Online surveys have become extremely popular due to their convenience and cost-effectiveness. They are quick to distribute and collect, can easily reach large or far-away geographical areas, and can automate data collection. Furthermore, an online survey allows respondents to answer at their own pace.
However, an online survey can also have limitations. They may exclude those without internet access or who are not tech-savvy, creating a digital divide. Additionally, online surveys may have lower response rates because they can be easily ignored or overlooked.
Telephone surveys allow for more personal interaction, which can result in higher response rates. They also allow the researcher to clarify any questions on the spot if respondents find them confusing.
On the downside, telephone surveys can be time-consuming and more expensive than online surveys. They are also more likely to suffer from response bias, as respondents may feel pressured to give socially acceptable answers.
In-person surveys can lead to higher-quality data because they allow for a more comprehensive response from your target audience. They also allow for recording non-verbal cues, which can provide additional insights. Furthermore, complicated or sensitive questions can be better handled in person.
However, in-person surveys can be the most costly and time-consuming to administer. They also limit the geographical reach of your survey and can introduce interviewer bias, where the presence of the interviewer influences the respondent's answers.
Once you've collected your survey responses, the next step is organizing the data to facilitate analysis. Spreadsheets and Comma Separated Value (CSV) files are two common formats for organizing survey data. Both formats are also commonly used in qualitative data analysis software to analyze survey results.
Remember that consistency is critical when organizing your data, regardless of your chosen format. Ensure the same structure is used for all responses, and always double-check for errors or inconsistencies before beginning your analysis. An organized and consistent dataset will make the analysis stage of your research significantly smoother.

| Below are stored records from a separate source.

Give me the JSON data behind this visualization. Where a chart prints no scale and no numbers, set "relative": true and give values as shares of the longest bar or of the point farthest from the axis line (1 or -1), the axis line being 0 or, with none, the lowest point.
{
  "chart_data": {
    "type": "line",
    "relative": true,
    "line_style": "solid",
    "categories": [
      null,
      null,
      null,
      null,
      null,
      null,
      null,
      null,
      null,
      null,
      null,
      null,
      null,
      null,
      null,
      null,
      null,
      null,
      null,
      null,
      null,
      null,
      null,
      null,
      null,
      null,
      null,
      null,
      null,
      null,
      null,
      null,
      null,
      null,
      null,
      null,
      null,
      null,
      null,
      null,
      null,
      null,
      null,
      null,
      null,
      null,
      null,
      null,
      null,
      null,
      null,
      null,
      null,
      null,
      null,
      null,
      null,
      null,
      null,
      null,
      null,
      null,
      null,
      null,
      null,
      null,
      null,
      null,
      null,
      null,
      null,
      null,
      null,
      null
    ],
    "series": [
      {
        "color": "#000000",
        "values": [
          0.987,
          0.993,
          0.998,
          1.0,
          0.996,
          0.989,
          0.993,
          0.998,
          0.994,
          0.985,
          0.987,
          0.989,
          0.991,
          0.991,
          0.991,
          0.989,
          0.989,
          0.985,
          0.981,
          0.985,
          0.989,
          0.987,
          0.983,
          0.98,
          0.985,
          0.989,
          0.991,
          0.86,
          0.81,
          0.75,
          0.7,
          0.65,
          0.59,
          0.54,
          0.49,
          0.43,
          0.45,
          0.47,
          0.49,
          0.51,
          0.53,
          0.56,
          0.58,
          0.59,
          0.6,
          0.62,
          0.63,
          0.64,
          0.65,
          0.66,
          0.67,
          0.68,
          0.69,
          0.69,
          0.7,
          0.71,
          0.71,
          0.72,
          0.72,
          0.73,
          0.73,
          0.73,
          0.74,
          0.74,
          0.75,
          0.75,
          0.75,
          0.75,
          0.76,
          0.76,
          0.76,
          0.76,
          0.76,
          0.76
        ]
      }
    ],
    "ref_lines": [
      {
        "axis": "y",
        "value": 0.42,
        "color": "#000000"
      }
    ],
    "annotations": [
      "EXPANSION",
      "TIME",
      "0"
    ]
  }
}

Spreadsheets, like those created in Excel or Google Sheets, are popular for organizing survey data. In a spreadsheet, each row typically represents a separate respondent, and each column represents a question from the survey.

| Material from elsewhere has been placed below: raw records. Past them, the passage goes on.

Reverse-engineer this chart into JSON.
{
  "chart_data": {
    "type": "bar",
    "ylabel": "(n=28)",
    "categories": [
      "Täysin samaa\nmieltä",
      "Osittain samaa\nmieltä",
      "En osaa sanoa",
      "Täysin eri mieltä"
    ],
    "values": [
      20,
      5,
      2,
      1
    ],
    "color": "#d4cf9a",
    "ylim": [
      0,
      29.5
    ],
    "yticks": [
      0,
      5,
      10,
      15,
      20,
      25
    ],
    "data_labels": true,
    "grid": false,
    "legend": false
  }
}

The benefits of using spreadsheets include the ability to easily sort and filter data, the option to use formulas for quick calculations, and the visual simplicity of the grid format. Spreadsheets also offer compatibility with many qualitative and quantitative data analysis software packages.
However, spreadsheets can become unwieldy if dealing with a very large volume of data or complex data types. They may also lack the functionality of more specialized data management tools, particularly for advanced statistical analysis.
Comma Separated Value (CSV) files are a type of plain text file where each line represents a row of data, and commas separate values (or fields). They are a universal format and are widely accepted across different software applications, including those for qualitative data analysis.
One major advantage of CSV files is their simplicity and compatibility. They can be opened and edited in a variety of programs, including plain text editors. This makes them a flexible choice for data organization.
However, like spreadsheets, CSV files can be hard to navigate when dealing with large or complex datasets. They also lack some of the more advanced features of spreadsheets, like the ability to use formulas or create charts and graphs directly within the file.